Kyoto dolls are called so because they are made according to traditional methods originating in Kyoto. Kyoto doll-making is accomplished through a division of labor, just as in other Kyoto based industries.  It is usually the case that a single factory completes only one part of the entire doll-making process.  For example, the doll's head, the attachment of the hair, the hands and feet, and the doll's accessories are all completed by specialist craftsmen.  The craftsman in charge of crafting the head is called Kashirashi (head crafting master) and specializes only in making the head.  And the artisan in charge of creating the clothing and putting the doll together and then dressing it is called Kisetsukeshi (costuming master) or Ningyoshi (doll crafting master).
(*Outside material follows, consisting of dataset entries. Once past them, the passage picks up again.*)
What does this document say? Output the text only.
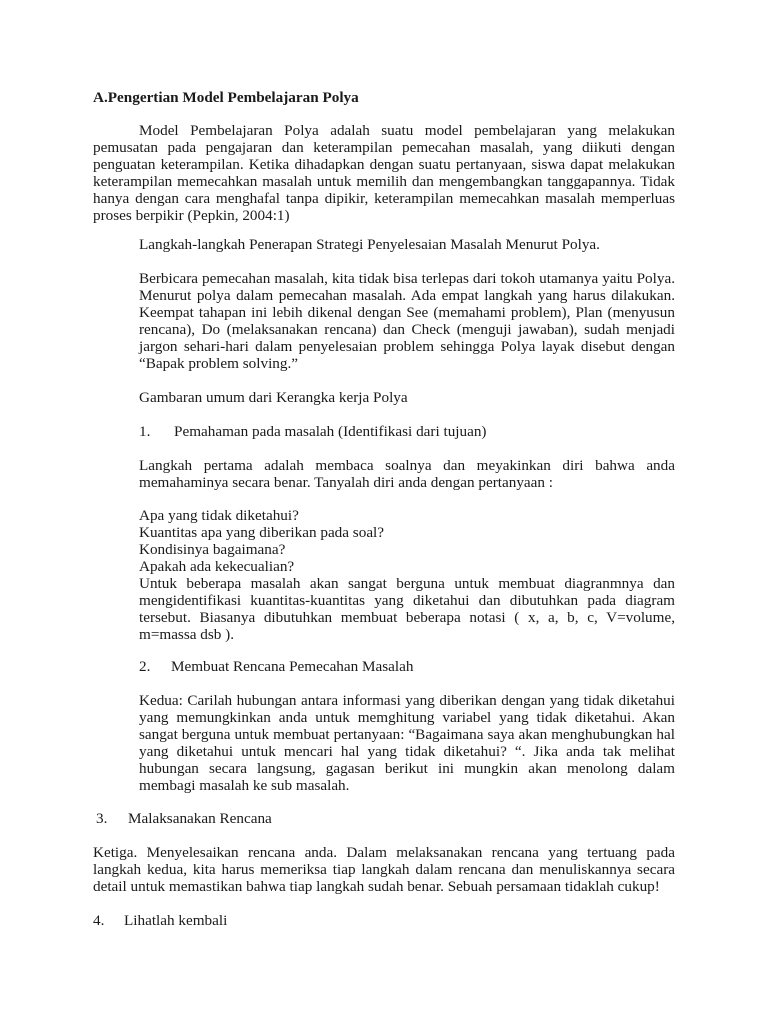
A.Pengertian Model Pembelajaran Polya

Model Pembelajaran Polya adalah suatu model pembelajaran yang melakukan pemusatan pada pengajaran dan keterampilan pemecahan masalah, yang diikuti dengan penguatan keterampilan. Ketika dihadapkan dengan suatu pertanyaan, siswa dapat melakukan keterampilan memecahkan masalah untuk memilih dan mengembangkan tanggapannya. Tidak hanya dengan cara menghafal tanpa dipikir, keterampilan memecahkan masalah memperluas proses berpikir (Pepkin, 2004:1)

Langkah-langkah Penerapan Strategi Penyelesaian Masalah Menurut Polya.

Berbicara pemecahan masalah, kita tidak bisa terlepas dari tokoh utamanya yaitu Polya. Menurut polya dalam pemecahan masalah. Ada empat langkah yang harus dilakukan. Keempat tahapan ini lebih dikenal dengan See (memahami problem), Plan (menyusun rencana), Do (melaksanakan rencana) dan Check (menguji jawaban), sudah menjadi jargon sehari-hari dalam penyelesaian problem sehingga Polya layak disebut dengan “Bapak problem solving.”

Gambaran umum dari Kerangka kerja Polya

1. Pemahaman pada masalah (Identifikasi dari tujuan)

Langkah pertama adalah membaca soalnya dan meyakinkan diri bahwa anda memahaminya secara benar. Tanyalah diri anda dengan pertanyaan :

Apa yang tidak diketahui?
Kuantitas apa yang diberikan pada soal?
Kondisinya bagaimana?
Apakah ada kekecualian?

Untuk beberapa masalah akan sangat berguna untuk membuat diagranmnya dan mengidentifikasi kuantitas-kuantitas yang diketahui dan dibutuhkan pada diagram tersebut. Biasanya dibutuhkan membuat beberapa notasi ( x, a, b, c, V=volume, m=massa dsb ).

2. Membuat Rencana Pemecahan Masalah

Kedua: Carilah hubungan antara informasi yang diberikan dengan yang tidak diketahui yang memungkinkan anda untuk memghitung variabel yang tidak diketahui. Akan sangat berguna untuk membuat pertanyaan: “Bagaimana saya akan menghubungkan hal yang diketahui untuk mencari hal yang tidak diketahui? “. Jika anda tak melihat hubungan secara langsung, gagasan berikut ini mungkin akan menolong dalam membagi masalah ke sub masalah.

3. Malaksanakan Rencana

Ketiga. Menyelesaikan rencana anda. Dalam melaksanakan rencana yang tertuang pada langkah kedua, kita harus memeriksa tiap langkah dalam rencana dan menuliskannya secara detail untuk memastikan bahwa tiap langkah sudah benar. Sebuah persamaan tidaklah cukup!

4. Lihatlah kembali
This is the category of craftsmen under which we fall. The head crafting master , hair attaching master, hand and foot craftsmen and accessory craftsmen are all specialists with expert skills, many boasting a history dating back to the Edo era, and their combined effort supports the industry of Kyoto doll-making to this day.

A quality doll is judged by the quality of the tailoring and the care with which the doll is dressed.  Showing off the beauty of the doll's features is also the role of the costuming master.  Superior dolls of high quality are particularly exemplary in Kyoto, and the reason for this can be found in the skills of craftsmen, polished over the years throughout a long history of doll-making. It is these skills which even to this day work to maintain ancieint traditions and furthermore keep the progress and development of Kyoto doll-making alive. It would surely not be going to far to say that Kyoto is the hometown of traditional doll-making.

kashirashi (head crafting master)
The entire face of the doll is called the kashira, or head. A powder called gofun is kneaded into a paste called fuuko and by completing a complicated process a calm and graceful expression is produced. The facial characteristics of the dolls will vary depending on the artisan.
kamistukeshi (haie attachment master)

Grooves for implanting the hair are carved, and then a black dyed thread is combed with a 'kushi'  while using an
electrically heated 'kote' (or old-fashioned iron) to straighten the thread.  Next, the various hairstyles are completed with the  use of a form made out of Japanese paper around which the hairstyle is formed with the aid of paste, 'kote', and 'kushi'.

Te-ashishi (hand and foot master)

The skeleton for the fingers is created by attaching five metal pins to the end of the wooden base of the arm or leg. A type of paste is made from a combination of powder shaved from seashells (gofun) and animal skin (nikawa), and painted onto the skeleton to create the overall shape. After that, the fingers are shaped by scraping and carving, details are added, and the grooves between fingers are filed down. Finally the nails are painted with a light pink accent.
Kodougushi (accessory master)

Hina ningyo dools in particular have a variety of accesories, including crowns, swords, ceremonial clubs, fans, bous and arrows, the drums of the goninbayashi, and flutes. All of these items sre made by hand.